A Letter to My 8 Months Ago Self

Dear Emily,
Go to Whole Foods or Trader Joes right now. Eat everything. You really don’t understand how spoiled you are. Soon you’ll have to bike an hour just to buy bread or fruit or pasta. And those stores won’t have a prepared food section. Eat all the cheese and ice cream. Soon refrigeration will be out of the question except for special occasions.

Listen to Spotify as much as possible, maybe even when you’re sleeping. And Netflix. Even if you think you’ve watched too many Gilmore Girls reruns, you haven’t.

Enjoy your shower. Cherish it, actually. Appreciate how there isn’t always some sort of visible dirt on you. And you have a dishwasher. Lucky b*tch.

When you’re packing, stop stressing about what clothes to bring. Take out half the clothes and fill that space with more granola bars, grated parmesan, and tampons.

When you’re on the 15 hour plane ride, that’s probably not the best time to rewatch My Sister’s Keeper. You might have a meltdown in the tiny bathroom.

And when you have your first meal in Zambia, don’t embarrass yourself and eat the nshima with silverware. That’s absurd.

Don’t freak out when the men come to fit you for a bike. In no time you’ll go from an anxious, only-on-vacation-if-you-have-to biker to a full on, mountain biker. The dirt roads at home that were “too rough” are main roads compared to the bush paths you’ll frequent every day in the village.

Don’t worry that every minor irregularity in your body is undoubtedly malaria and will kill you. That being said, if you feel like you have to go to the bathroom immediately and your stomach is making noises, run. Even if you have to use a stranger’s toilet or the bushes behind a police checkpoint.

Before you leave, wear all of your short dresses and skirts. Every day. In Zambia, any thighs or knees showing will make you feel scandalous, naked, and like your host family is going to rush into your house with a Bible.

Phone anxiety is going to be a big part of your life. These are some questions that will occupy your mind- How much battery is left? How long will it last? What’s the best plan for solar charging today? Will there even be sun? Will the cows trample over my solar charger?

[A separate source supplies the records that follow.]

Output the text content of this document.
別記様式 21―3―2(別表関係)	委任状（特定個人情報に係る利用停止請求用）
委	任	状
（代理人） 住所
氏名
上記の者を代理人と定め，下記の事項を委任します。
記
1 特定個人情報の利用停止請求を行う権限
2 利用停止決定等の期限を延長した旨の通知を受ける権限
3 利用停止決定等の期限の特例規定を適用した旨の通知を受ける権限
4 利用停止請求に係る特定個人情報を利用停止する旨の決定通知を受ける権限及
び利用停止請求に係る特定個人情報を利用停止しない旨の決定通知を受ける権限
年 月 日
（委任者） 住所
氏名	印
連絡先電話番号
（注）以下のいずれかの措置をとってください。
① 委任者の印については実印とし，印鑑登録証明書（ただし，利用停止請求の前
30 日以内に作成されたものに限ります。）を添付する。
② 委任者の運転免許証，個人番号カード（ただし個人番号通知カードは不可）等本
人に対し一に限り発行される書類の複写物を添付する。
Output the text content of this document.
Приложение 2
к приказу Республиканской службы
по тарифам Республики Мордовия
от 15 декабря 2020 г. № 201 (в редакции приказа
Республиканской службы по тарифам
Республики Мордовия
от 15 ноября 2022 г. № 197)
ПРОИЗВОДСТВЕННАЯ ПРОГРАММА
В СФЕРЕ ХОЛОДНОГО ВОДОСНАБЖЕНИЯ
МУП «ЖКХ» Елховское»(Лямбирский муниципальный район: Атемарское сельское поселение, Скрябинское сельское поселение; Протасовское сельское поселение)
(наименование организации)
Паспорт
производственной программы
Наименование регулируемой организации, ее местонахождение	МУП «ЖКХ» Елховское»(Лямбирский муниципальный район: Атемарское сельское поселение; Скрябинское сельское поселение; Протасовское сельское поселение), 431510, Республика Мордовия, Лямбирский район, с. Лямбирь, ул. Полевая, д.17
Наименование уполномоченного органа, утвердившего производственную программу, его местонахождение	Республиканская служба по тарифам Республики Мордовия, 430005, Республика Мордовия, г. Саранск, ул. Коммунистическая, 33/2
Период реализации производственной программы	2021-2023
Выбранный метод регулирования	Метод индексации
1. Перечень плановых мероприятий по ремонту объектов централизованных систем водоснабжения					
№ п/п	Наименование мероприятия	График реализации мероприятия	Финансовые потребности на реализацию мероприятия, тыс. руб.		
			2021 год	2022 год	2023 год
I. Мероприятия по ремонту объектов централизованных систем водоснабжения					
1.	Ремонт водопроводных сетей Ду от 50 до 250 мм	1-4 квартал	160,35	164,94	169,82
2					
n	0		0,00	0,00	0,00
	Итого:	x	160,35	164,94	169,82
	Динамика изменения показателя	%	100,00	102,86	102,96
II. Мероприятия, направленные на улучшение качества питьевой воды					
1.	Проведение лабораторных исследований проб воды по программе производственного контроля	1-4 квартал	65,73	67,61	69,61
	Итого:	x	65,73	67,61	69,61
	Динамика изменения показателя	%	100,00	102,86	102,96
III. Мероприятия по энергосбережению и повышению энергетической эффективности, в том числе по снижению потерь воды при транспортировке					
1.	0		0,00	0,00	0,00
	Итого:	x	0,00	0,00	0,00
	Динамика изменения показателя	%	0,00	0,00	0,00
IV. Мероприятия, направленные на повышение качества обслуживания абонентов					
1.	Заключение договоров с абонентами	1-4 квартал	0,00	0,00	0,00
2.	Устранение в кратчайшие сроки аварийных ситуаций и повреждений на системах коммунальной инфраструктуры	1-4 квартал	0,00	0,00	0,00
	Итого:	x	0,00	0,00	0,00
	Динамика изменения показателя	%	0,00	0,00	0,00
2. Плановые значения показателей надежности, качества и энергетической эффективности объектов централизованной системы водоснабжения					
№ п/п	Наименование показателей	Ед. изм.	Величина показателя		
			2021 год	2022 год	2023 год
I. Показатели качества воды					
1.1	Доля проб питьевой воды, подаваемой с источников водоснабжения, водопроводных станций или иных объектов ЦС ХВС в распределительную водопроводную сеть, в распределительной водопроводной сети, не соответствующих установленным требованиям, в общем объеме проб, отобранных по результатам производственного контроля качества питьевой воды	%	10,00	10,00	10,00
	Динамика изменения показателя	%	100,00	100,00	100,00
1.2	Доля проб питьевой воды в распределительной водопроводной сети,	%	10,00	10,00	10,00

You’re going to experience more moods in one day, sometimes in one hour, than you thought possible. You’ll push through though and be a relatively stable human.

The first time you see corporal punishment it’ll shock you and make you want to run away. But months later when it happens at your school, to your kids, you’ll know that the only thing you can do in that moment is walk in after it’s over, break the stick in half, throw it outside, and say, “I don’t like sticks in my classroom,” then start teaching about multiplying integers.

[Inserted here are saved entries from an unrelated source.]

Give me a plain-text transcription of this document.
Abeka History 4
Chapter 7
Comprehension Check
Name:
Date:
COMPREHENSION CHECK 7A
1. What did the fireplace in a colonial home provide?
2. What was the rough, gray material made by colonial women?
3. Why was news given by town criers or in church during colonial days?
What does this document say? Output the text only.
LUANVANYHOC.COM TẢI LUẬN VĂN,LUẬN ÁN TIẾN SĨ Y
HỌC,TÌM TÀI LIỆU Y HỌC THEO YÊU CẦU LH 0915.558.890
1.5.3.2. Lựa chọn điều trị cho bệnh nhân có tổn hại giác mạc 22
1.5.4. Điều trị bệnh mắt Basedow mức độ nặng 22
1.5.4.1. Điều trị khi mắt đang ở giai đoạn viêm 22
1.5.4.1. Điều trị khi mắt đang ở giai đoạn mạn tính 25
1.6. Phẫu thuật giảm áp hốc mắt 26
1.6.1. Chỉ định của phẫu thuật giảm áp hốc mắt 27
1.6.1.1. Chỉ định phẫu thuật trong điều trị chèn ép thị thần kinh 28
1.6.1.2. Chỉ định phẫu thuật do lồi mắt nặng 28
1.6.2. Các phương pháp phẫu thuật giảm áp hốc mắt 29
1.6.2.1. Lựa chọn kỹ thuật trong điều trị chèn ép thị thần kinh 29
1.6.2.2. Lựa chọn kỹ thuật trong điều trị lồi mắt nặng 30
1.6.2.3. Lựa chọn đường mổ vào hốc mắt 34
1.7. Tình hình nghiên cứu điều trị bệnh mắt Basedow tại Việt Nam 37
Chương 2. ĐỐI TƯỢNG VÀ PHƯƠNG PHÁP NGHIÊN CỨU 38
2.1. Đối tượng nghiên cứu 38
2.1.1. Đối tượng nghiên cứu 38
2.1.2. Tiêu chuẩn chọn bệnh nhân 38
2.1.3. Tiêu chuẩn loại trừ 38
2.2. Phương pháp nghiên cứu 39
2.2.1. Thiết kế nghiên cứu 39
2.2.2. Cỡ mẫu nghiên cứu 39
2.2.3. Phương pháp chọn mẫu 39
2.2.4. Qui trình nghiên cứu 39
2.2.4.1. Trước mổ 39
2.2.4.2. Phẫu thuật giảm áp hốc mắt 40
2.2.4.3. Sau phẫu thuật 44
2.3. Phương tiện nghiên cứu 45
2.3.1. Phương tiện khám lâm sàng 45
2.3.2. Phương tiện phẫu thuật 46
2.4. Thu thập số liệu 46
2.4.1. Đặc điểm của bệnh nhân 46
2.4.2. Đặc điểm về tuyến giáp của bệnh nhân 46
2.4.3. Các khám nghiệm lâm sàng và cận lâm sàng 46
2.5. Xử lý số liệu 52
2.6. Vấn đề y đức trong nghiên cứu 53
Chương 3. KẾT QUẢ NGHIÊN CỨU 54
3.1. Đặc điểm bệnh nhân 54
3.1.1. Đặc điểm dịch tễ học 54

Washing pots with dirt is going to sound crazy and counterintuitive, but the village women and girls know what’s up. Trust them. Let them laugh at you and your flimsy sponge.

Get a cat right away because not only will she be a necessary companion, but the longer you wait, the more mice will terrorize your sleep. And when she gets pregnant and starts delivering her 6 kittens in your bed in the middle of the night when your solar light is dying, a frantic Wiki-How search will explain everything.

You’re going to be the muzungu (white person) of the village. You’ll always be the muzungu, even if you get a gold star in integration, even if they call you Emily. Keep in mind that the term is far from insulting and often it’s just a means of identification. And when it does carry weight, those implications are overwhelmingly positive. Girl, you’re a privileged other.

Lastly, take a good look around at what your life is like, what you’re like. Because once you get to Zambia you’ll have moments every day when you’re astonished, seriously blown away, by how drastically all that has changed, how much you’ve changed, and how, for the most part, you’ve grown very accustomed to that immeasurable change.